Действительно, прием не оставлял желать ничего лучшего. Громадная толпа встретила нас на вокзале и проводила в редакцию «2000 года», не было недостатка в приветственных речах, поздравлениях, букетах, всевозможных знаках внимания…
Странное чувство испытал я, очутившись в редакции, увидев знакомую обстановку, свой стол, чернильницу, груды газет и корректур… Мне казалось, что я возвращаюсь к действительной жизни из какого-то фантастического, нездешнего мира, что вереница событий, так недавно пережитых, отходит куда-то вдаль, расплывается, как сонная греза, исчезает из сознания, как забытая сказка. Мне казалось, что кошмар этой безобразной, чудовищной всемирной бойни является иллюзией, что еще небольшое усилие — и я окончательно стряхну его с себя…
Звуки голосов, топот шагов рассеяли это наваждение. Я обернулся: целая толпа теснилась в кабинет.
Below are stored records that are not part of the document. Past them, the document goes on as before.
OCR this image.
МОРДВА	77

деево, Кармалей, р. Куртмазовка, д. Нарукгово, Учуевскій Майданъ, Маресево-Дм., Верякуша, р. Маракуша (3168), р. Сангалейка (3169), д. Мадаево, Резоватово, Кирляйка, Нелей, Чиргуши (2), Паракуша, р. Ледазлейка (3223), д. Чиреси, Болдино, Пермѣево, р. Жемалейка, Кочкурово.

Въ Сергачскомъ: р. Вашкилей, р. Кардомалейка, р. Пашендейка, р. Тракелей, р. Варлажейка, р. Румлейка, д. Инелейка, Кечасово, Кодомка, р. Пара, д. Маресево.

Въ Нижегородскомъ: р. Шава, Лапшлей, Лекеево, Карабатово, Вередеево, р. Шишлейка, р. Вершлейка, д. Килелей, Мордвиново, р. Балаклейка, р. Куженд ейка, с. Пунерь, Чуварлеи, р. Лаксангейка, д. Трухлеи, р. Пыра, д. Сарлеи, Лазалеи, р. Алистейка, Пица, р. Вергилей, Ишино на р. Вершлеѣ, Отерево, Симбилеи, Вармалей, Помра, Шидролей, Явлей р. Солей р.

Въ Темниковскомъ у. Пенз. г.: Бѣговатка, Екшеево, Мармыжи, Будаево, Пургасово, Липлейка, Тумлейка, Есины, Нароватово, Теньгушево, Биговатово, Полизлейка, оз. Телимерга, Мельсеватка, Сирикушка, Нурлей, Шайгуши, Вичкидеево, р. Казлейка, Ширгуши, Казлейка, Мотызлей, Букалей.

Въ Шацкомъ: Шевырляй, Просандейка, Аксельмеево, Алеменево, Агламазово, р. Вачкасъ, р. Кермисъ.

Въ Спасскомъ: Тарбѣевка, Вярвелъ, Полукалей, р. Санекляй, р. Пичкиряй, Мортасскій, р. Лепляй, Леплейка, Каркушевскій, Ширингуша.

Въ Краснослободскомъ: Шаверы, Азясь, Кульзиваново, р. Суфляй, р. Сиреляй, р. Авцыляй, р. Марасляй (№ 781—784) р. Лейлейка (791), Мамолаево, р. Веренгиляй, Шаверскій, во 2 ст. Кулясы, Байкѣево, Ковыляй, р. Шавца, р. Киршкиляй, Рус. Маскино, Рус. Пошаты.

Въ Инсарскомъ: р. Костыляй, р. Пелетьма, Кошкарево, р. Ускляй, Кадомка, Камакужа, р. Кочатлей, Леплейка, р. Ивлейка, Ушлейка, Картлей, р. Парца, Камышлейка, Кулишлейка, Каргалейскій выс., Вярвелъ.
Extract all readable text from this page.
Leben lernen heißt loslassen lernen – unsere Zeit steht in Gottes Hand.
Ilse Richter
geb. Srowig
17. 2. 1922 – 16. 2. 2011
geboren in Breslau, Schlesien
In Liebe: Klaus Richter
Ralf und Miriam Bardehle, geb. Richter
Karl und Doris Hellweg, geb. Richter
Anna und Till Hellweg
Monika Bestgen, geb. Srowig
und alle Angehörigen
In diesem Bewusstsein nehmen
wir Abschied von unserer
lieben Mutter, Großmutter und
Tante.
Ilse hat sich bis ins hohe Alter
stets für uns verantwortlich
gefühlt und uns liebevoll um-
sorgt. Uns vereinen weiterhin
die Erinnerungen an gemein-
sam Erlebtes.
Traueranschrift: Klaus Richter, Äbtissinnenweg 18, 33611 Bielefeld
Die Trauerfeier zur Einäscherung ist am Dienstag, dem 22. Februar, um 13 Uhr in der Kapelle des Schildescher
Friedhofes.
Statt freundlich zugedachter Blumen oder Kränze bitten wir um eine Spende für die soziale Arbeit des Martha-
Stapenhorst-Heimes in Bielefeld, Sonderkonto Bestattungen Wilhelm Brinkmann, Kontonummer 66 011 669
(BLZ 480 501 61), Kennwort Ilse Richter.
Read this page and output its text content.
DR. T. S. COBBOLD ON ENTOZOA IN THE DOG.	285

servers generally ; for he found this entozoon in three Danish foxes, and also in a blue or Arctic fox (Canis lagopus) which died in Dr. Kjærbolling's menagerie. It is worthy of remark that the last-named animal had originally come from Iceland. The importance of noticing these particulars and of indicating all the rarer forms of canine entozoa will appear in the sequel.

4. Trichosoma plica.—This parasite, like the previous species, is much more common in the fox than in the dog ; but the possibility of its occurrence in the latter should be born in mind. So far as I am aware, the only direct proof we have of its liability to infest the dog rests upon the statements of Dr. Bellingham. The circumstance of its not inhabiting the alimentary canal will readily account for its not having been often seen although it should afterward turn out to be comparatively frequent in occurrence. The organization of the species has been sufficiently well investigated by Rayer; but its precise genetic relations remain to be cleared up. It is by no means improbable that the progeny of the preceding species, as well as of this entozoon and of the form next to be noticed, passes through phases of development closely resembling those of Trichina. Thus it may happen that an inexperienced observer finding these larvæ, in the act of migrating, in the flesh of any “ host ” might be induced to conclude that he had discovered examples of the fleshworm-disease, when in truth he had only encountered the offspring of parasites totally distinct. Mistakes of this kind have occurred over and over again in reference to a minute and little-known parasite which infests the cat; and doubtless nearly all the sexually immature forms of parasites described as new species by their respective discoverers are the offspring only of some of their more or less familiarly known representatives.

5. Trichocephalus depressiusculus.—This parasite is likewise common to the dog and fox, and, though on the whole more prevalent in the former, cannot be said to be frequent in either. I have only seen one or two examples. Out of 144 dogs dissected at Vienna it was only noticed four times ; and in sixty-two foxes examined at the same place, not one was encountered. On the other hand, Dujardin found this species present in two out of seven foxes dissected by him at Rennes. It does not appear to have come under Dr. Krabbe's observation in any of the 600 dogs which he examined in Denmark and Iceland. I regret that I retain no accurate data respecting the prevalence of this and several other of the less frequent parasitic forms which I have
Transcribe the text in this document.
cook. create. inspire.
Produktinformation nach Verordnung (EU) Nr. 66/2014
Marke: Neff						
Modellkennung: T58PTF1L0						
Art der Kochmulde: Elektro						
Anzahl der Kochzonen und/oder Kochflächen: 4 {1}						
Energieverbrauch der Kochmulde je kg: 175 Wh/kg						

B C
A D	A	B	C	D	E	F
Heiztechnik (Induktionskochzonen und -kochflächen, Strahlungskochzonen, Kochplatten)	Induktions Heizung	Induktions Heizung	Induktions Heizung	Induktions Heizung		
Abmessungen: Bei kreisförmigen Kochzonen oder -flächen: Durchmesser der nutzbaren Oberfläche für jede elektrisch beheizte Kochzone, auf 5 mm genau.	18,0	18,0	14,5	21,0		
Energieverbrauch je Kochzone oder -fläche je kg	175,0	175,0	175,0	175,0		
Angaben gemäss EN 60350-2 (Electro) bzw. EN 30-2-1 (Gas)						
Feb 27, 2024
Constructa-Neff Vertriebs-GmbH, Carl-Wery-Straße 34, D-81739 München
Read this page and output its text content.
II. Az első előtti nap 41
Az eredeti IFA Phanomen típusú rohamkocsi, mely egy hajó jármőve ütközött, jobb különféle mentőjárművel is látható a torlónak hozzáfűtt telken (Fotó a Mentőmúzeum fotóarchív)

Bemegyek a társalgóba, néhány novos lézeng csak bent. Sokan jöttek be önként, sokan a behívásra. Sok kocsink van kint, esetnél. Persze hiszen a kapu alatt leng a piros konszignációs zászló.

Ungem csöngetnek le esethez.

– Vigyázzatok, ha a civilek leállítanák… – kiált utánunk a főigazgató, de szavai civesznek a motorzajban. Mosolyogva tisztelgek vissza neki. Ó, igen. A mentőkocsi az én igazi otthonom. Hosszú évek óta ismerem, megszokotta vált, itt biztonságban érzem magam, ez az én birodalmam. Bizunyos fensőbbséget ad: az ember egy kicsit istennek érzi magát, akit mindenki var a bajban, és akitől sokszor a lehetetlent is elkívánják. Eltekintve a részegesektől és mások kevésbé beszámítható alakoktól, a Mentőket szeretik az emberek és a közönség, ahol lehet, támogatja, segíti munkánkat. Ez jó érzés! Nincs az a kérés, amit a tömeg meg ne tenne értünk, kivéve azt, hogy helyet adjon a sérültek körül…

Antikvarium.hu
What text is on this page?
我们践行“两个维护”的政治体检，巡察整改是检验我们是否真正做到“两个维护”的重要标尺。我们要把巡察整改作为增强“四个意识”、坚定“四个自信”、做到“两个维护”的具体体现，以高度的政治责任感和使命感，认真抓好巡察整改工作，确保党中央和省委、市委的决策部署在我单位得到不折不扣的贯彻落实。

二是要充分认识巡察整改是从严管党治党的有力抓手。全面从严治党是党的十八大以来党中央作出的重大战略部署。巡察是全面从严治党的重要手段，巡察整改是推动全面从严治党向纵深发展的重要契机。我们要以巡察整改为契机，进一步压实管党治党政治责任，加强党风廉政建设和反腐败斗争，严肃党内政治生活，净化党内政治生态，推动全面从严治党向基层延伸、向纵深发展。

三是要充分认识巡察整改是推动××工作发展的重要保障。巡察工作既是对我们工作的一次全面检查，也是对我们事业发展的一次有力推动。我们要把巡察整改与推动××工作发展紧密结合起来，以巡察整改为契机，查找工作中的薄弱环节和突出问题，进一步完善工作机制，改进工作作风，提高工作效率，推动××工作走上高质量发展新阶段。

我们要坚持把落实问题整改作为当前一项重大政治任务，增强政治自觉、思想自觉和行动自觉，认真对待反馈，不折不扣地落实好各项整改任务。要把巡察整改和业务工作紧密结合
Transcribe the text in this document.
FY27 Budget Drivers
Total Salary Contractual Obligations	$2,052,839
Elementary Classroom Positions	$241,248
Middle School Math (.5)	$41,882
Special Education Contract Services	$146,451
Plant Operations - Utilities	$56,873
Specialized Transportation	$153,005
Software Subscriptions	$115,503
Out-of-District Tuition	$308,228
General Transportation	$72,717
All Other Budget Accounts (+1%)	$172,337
Как приятно мне было увидеть знакомые лица! Тут находились и Том Дэвис с мисс Адой, радостные и счастливые, хотя свидание их и на этот раз не могло быть продолжительным, и г. Вандеркуйп с супругой, и добродушные старички Дэвисы, которых мы с Пижоном вытаскивали когда-то (мне казалось, что с тех пор прошли чуть ли не века!) на руках из подземелья… Пижон растаял, увидев мисс Аду; бедняга вздыхал по ней со времени Гаагской конференции — вздыхал безнадежно, так как видел, что в сердце очаровательной голландки нет для него места, что оно занято другим… Но добрейший малый был решительно неспособен питать недоброжелательство к счастливому сопернику и поздоровался с ним, как нельзя сердечнее.
Вечером г. Дюбуа устроил в большой зале редакции ужин. Собралось множество народа: сотрудники, знакомые, много представителей официального мира. Разговоры вертелись на предстоящей борьбе европейской коализации с Китаем, на успехах «2000 года», тираж которого превзошел самые смелые надежды патрона… Под конец ужина патрону подали телеграмму. Пробежав ее про себя, он изменился в лице и попросил внимания. Это была телеграмма от нашего специального корреспондента из Москвы:
«1 января. Массы китайских солдат, сосредоточенные в Алтайских горах, оказались гораздо значительнее, чем предполагали.
Генерал Грипинский, занимавший со 150-тысячной армией линию обороны в 60 верстах от окрестностей Сергиополя, рассчитывал иметь дело с 300 000 китайцами. Но он был атакован по всему фронту поистине «человеческим морем» — армией, по приблизительному подсчету, в два миллиона солдат и, потеряв все орудия и более пятидесяти тысяч человек убитыми и ранеными, отступил к Семипалатинску».